The AI got the ingredients right, but the kitchen was a disaster.

  • The Metaphor: The chef has the right ingredients, but they forgot to put the salt in the pot, they wrote the recipe on a napkin that was torn in half, or they tried to use a fork to chop vegetables.
  • The Reality: The code had syntax errors, missing semicolons, duplicate names, or formatting issues. The logic was there, but the "grammar" was broken.

4. The Surprising Twist: The "Strict Blueprint" Made It Worse

You might think that forcing the AI to fill out the strict JSON form (Method B) would help. Surprisingly, it made things worse in a specific way.

  • Without the form: The AI failed about 40-50% of the time due to "messy kitchen" errors.
  • With the form: The AI failed 96-99% of the time.

Why?
When the AI tried to follow the strict, complex JSON form, it got overwhelmed. It started writing code that was so structurally complex and long that the Unity engine simply gave up trying to read it.
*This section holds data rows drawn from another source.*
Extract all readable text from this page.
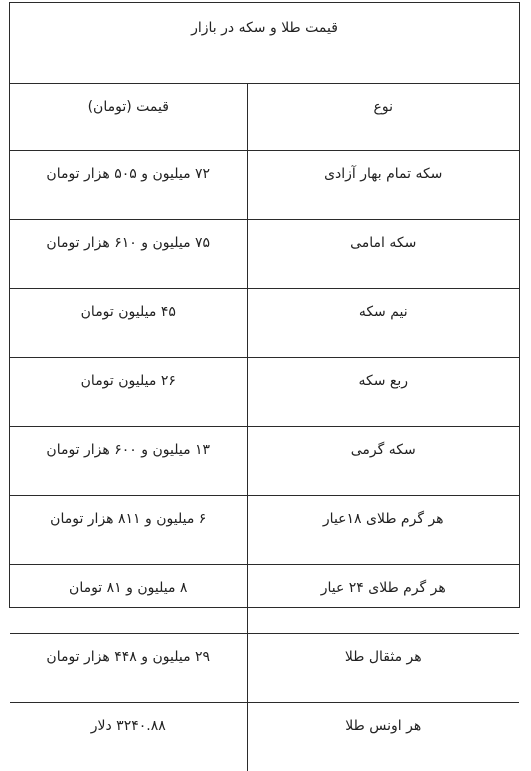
قیمت طلا و سکه در بازار	
نوع	قیمت (تومان)
سکه تمام بهار آزادی	۷۲ میلیون و ۵۰۵ هزار تومان
سکه امامی	۷۵ میلیون و ۶۱۰ هزار تومان
نیم سکه	۴۵ میلیون تومان
ربع سکه	۲۶ میلیون تومان
سکه گرمی	۱۳ میلیون و ۶۰۰ هزار تومان
هر گرم طلای ۱۸عیار	۶ میلیون و ۸۱۱ هزار تومان
هر گرم طلای ۲۴ عیار	۸ میلیون و ۸۱ تومان
هر مثقال طلا	۲۹ میلیون و ۴۴۸ هزار تومان
هر اونس طلا	۳۲۴۰.۸۸ دلار
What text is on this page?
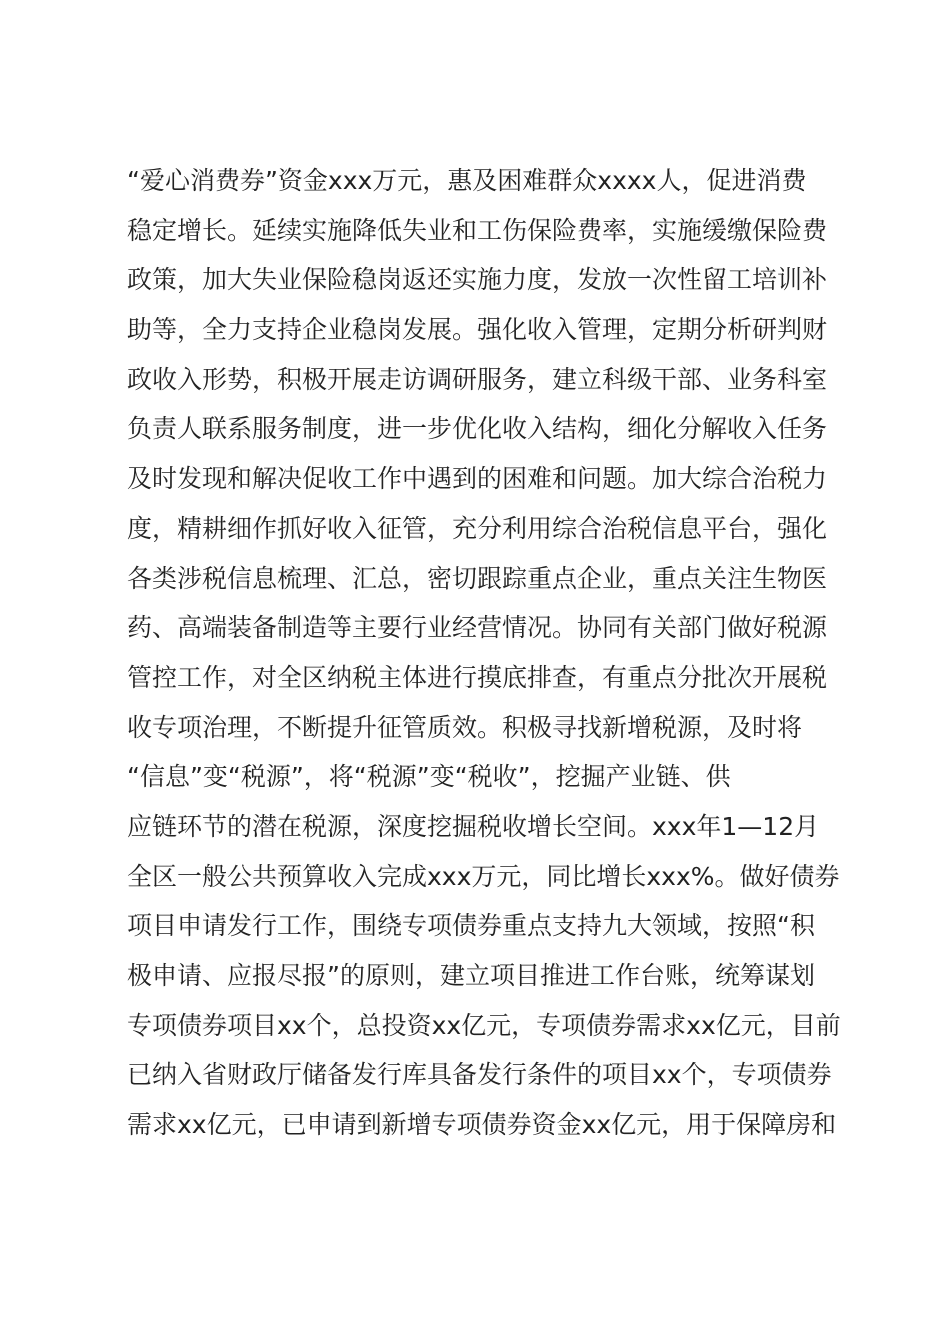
“爱心消费券”资金xxx万元，惠及困难群众xxxx人，促进消费
稳定增长。延续实施降低失业和工伤保险费率，实施缓缴保险费
政策，加大失业保险稳岗返还实施力度，发放一次性留工培训补
助等，全力支持企业稳岗发展。强化收入管理，定期分析研判财
政收入形势，积极开展走访调研服务，建立科级干部、业务科室
负责人联系服务制度，进一步优化收入结构，细化分解收入任务
及时发现和解决促收工作中遇到的困难和问题。加大综合治税力
度，精耕细作抓好收入征管，充分利用综合治税信息平台，强化
各类涉税信息梳理、汇总，密切跟踪重点企业，重点关注生物医
药、高端装备制造等主要行业经营情况。协同有关部门做好税源
管控工作，对全区纳税主体进行摸底排查，有重点分批次开展税
收专项治理，不断提升征管质效。积极寻找新增税源，及时将
“信息”变“税源”，将“税源”变“税收”，挖掘产业链、供
应链环节的潜在税源，深度挖掘税收增长空间。xxx年1—12月
全区一般公共预算收入完成xxx万元，同比增长xxx%。做好债券
项目申请发行工作，围绕专项债券重点支持九大领域，按照“积
极申请、应报尽报”的原则，建立项目推进工作台账，统筹谋划
专项债券项目xx个，总投资xx亿元，专项债券需求xx亿元，目前
已纳入省财政厅储备发行库具备发行条件的项目xx个，专项债券
需求xx亿元，已申请到新增专项债券资金xx亿元，用于保障房和
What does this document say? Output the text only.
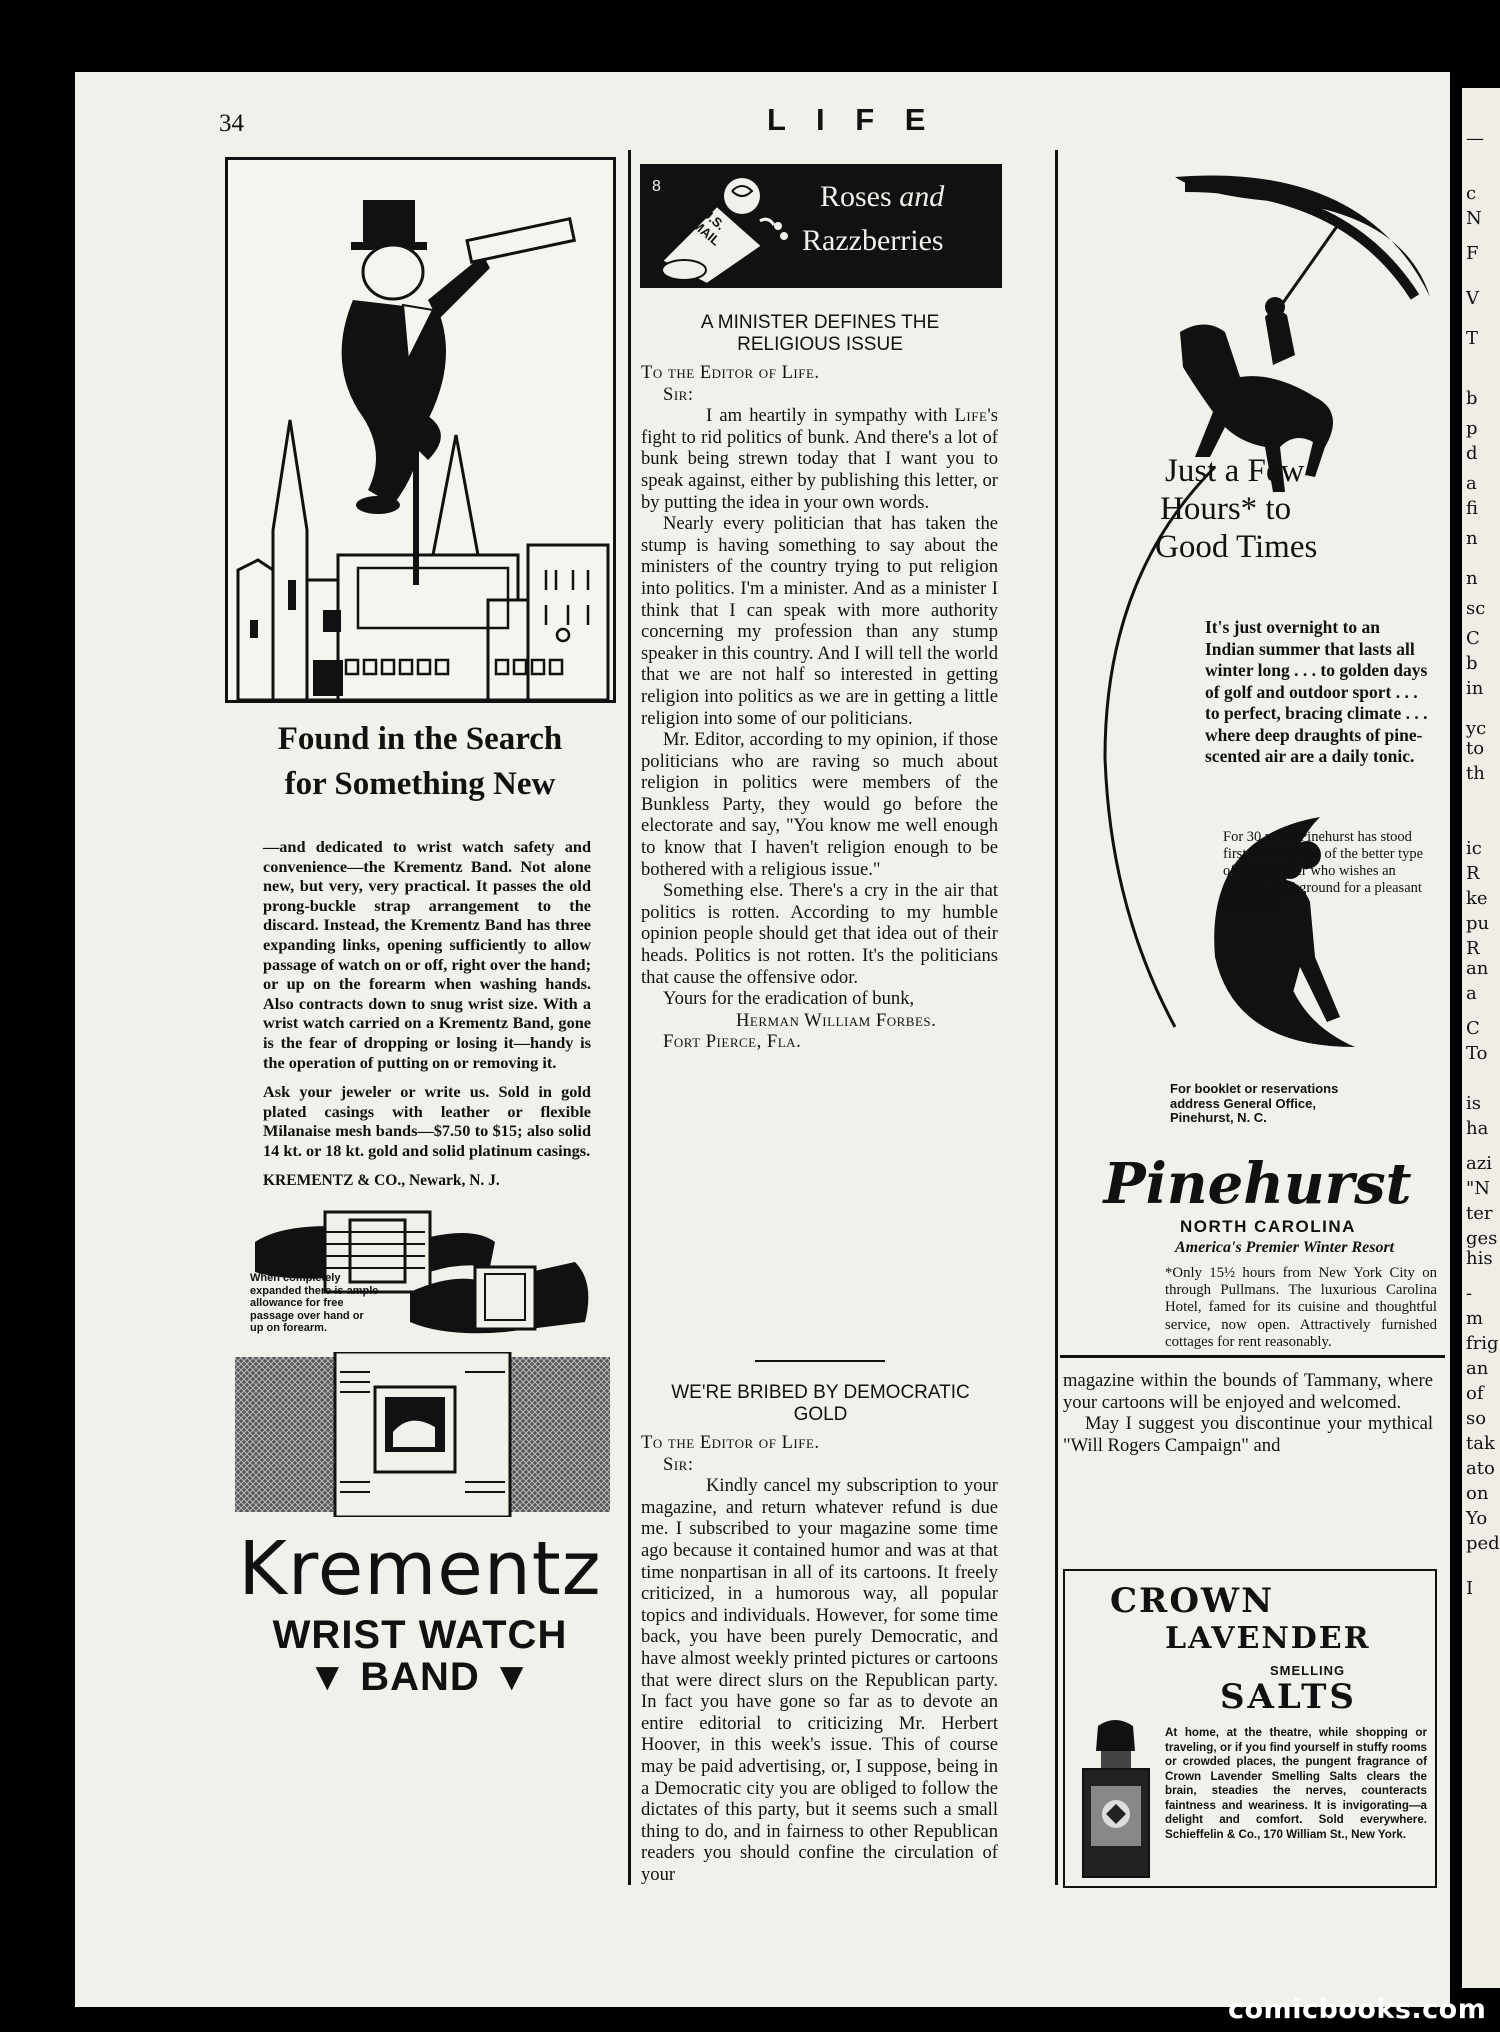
34	L I F E
Found in the Search
for Something New

—and dedicated to wrist watch safety and convenience—the Krementz Band. Not alone new, but very, very practical. It passes the old prong-buckle strap arrangement to the discard. Instead, the Krementz Band has three expanding links, opening sufficiently to allow passage of watch on or off, right over the hand; or up on the forearm when washing hands. Also contracts down to snug wrist size. With a wrist watch carried on a Krementz Band, gone is the fear of dropping or losing it—handy is the operation of putting on or removing it.

Ask your jeweler or write us. Sold in gold plated casings with leather or flexible Milanaise mesh bands—$7.50 to $15; also solid 14 kt. or 18 kt. gold and solid platinum casings.

KREMENTZ & CO., Newark, N. J.
When completely expanded there is ample allowance for free passage over hand or up on forearm.
Krementz
WRIST WATCH
▼ BAND ▼
8
U.S. MAIL
Roses and
Razzberries
A MINISTER DEFINES THE RELIGIOUS ISSUE

To the Editor of Life.

Sir:

I am heartily in sympathy with Life's fight to rid politics of bunk. And there's a lot of bunk being strewn today that I want you to speak against, either by publishing this letter, or by putting the idea in your own words.

Nearly every politician that has taken the stump is having something to say about the ministers of the country trying to put religion into politics. I'm a minister. And as a minister I think that I can speak with more authority concerning my profession than any stump speaker in this country. And I will tell the world that we are not half so interested in getting religion into politics as we are in getting a little religion into some of our politicians.

Mr. Editor, according to my opinion, if those politicians who are raving so much about religion in politics were members of the Bunkless Party, they would go before the electorate and say, "You know me well enough to know that I haven't religion enough to be bothered with a religious issue."

Something else. There's a cry in the air that politics is rotten. According to my humble opinion people should get that idea out of their heads. Politics is not rotten. It's the politicians that cause the offensive odor.

Yours for the eradication of bunk,

Herman William Forbes.

Fort Pierce, Fla.

WE'RE BRIBED BY DEMOCRATIC GOLD

To the Editor of Life.

Sir:

Kindly cancel my subscription to your magazine, and return whatever refund is due me. I subscribed to your magazine some time ago because it contained humor and was at that time nonpartisan in all of its cartoons. It freely criticized, in a humorous way, all popular topics and individuals. However, for some time back, you have been purely Democratic, and have almost weekly printed pictures or cartoons that were direct slurs on the Republican party. In fact you have gone so far as to devote an entire editorial to criticizing Mr. Herbert Hoover, in this week's issue. This of course may be paid advertising, or, I suppose, being in a Democratic city you are obliged to follow the dictates of this party, but it seems such a small thing to do, and in fairness to other Republican readers you should confine the circulation of your

Just a Few
Hours* to
Good Times
It's just overnight to an Indian summer that lasts all winter long . . . to golden days of golf and outdoor sport . . . to perfect, bracing climate . . . where deep draughts of pine-scented air are a daily tonic.
For 30 years Pinehurst has stood first in the hearts of the better type of sports lover who wishes an outdoor background for a pleasant social life.
For booklet or reservations address General Office, Pinehurst, N. C.
Pinehurst
NORTH CAROLINA
America's Premier Winter Resort
*Only 15½ hours from New York City on through Pullmans. The luxurious Carolina Hotel, famed for its cuisine and thoughtful service, now open. Attractively furnished cottages for rent reasonably.

magazine within the bounds of Tammany, where your cartoons will be enjoyed and welcomed.

May I suggest you discontinue your mythical "Will Rogers Campaign" and

CROWN
LAVENDER
SMELLING
SALTS
At home, at the theatre, while shopping or traveling, or if you find yourself in stuffy rooms or crowded places, the pungent fragrance of Crown Lavender Smelling Salts clears the brain, steadies the nerves, counteracts faintness and weariness. It is invigorating—a delight and comfort. Sold everywhere. Schieffelin & Co., 170 William St., New York.
—
c
N
F
V
T
b
p
d
a
fi
n
n
sc
C
b
in
yc
to
th
ic
R
ke
pu
R
an
a
C
To
is
ha
azi
"N
ter
ges
his
-
m
frig
an
of
so
tak
ato
on
Yo
ped
I
comicbooks.com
It was like asking a contractor to build a skyscraper based on a 1,000-page manual; by the time they finished reading the manual, the construction crew was too tired to lay a single brick.

5. The Big Takeaway

The paper concludes that while AI is getting better at writing code, it is currently terrible at "grounding" that code into a specific, existing project.

  • The Problem: The AI knows how to write code generally, but it doesn't know the "rules of the house" (the specific files, variables, and structures already present in the Unity project).
  • The Bottleneck: The biggest hurdle isn't creativity; it's reliability. Until AI can perfectly understand the specific "furniture" already in the room before it tries to add new furniture, it cannot reliably build playable games on its own.

Summary Analogy

Imagine you are trying to teach a robot to fix a specific car (the Unity project).

  • The AI is a genius mechanic who knows how to fix any car in the world.
  • The Problem: The AI keeps trying to install a Ferrari engine into a Ford F-150 because it thinks that's what the car should have, or it forgets to tighten the bolts.
  • The Study: The researchers tried giving the AI a checklist (the IR) to stop it from guessing. The checklist helped the AI stop guessing the engine type, but the checklist was so long and complicated that the AI got confused and forgot how to turn the wrench.

Conclusion: We are close, but we aren't there yet. We need to teach the AI not just how to build, but exactly what is already in the toolbox before it starts building.